Achilles Tendon Rupture

An Achilles tendon rupture is also called heel cord rupture and is a relatively common sports injury. The Achilles tendon is one of the strongest tendons in the body and it is can withstand a lot of stress.

Certain sports such as football requires a lot of running, starting, stopping and change of direction. This will load the Achilles tendon with a huge amount of force. Depending on the grade of the rupture and where the Achilles tendon is ruptured, surgical treatment may or may not be necessary. However, for a sportsman, it is very common that surgical repair is recommended.

If you imagine at the back of your heel is a very strong elastic band. When this elastic band ruptures, you would like to put it back together to recreate the tension within the band.
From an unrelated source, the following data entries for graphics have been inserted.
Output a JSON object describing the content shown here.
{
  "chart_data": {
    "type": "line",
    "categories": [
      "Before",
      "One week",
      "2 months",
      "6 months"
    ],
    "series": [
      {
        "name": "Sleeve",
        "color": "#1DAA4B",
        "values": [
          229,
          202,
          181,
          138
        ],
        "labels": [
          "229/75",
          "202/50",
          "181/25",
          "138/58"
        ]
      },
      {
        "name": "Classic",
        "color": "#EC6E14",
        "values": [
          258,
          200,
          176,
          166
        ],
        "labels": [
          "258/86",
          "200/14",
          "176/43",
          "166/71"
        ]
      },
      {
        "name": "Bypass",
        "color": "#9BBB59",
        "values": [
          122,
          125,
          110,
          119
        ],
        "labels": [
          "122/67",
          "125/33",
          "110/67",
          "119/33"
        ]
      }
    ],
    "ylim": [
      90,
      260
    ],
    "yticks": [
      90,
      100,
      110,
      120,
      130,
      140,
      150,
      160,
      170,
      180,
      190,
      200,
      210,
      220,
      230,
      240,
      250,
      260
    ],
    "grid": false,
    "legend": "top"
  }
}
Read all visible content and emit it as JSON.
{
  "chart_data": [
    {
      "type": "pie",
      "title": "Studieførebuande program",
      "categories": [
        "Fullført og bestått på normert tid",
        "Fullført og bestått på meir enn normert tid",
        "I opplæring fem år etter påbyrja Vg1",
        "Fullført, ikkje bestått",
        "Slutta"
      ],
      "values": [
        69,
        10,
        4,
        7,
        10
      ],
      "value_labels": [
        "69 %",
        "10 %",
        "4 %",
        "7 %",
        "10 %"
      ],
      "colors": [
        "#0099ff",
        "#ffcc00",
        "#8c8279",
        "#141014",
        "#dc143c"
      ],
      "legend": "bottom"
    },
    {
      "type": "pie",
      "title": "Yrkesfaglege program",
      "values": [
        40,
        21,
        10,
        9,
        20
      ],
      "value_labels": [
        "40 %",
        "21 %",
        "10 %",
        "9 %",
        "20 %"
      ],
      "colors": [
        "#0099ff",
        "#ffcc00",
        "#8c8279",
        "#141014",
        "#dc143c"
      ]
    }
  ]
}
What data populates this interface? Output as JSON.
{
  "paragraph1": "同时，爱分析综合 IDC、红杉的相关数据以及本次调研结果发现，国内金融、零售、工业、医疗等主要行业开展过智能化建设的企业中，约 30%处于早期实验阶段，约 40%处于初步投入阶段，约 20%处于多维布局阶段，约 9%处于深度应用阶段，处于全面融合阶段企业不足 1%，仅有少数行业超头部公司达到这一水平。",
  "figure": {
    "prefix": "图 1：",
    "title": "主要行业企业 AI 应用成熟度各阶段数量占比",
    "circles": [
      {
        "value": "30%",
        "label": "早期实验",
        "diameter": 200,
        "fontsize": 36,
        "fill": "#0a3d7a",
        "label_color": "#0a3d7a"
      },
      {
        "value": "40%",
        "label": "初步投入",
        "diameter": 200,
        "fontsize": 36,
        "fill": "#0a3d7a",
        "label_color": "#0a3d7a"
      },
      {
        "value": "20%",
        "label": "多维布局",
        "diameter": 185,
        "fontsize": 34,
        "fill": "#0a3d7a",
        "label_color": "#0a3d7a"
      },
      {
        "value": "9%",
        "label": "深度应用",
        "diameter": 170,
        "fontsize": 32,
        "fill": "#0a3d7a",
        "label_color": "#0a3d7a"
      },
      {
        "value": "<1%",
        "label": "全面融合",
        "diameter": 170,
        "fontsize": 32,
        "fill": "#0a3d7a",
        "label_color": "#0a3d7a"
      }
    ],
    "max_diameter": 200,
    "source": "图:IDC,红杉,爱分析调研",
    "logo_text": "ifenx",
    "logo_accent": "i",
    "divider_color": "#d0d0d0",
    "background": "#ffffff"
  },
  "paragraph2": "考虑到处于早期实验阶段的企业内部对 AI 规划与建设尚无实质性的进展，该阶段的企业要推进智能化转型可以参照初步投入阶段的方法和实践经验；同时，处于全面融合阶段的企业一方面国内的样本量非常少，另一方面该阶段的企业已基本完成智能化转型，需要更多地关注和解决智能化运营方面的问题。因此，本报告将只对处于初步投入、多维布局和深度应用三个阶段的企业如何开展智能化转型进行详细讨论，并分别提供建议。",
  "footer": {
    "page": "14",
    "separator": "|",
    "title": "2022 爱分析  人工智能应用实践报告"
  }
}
However, there are many different studies reporting that with conservative treatment i.e. without surgery or by using heel wedges, the result is acceptable.

Looking at the literature, it also suggests that if the patient is treated with conservative management they are likely to go back to pre-injury level and have a higher rate of re-rupture.

In my opinion as a regenerative medicine doctor, as well as orthopaedic surgeon, the goal following this type of injury is to recreate the mechanical strength as well as allowing biological repair. At the end of the day, it is the body that will heal, it is not the sutures that will hold the heel cord in the long run.

Therefore, a hybrid percutaneous technique is very useful in managing high-level athletes for this type of injury. With a percutaneous approach, under the guidance of ultrasound, the Achilles tendon can be approximated together. This will recreate the biomechanical environment for the heel cord as well as preserving the biological environment with a very small chance of infection and will optimise recovery.

This approach has been commonly used in France and has gained great popularity. Although it is never possible to predict a positive outcome 100% of the time, this percutaneous approach makes mechanical as well as biological sense.

Furthermore, tissue glue can be used within the tendon to help stick the tendons together alongside this augmentation repair.

These would be my recommendations. However, there is more one way to treat an injury and a lot depends on the size, the shape and the location of the injury with will result in specifically tailored treatment needed for the individual.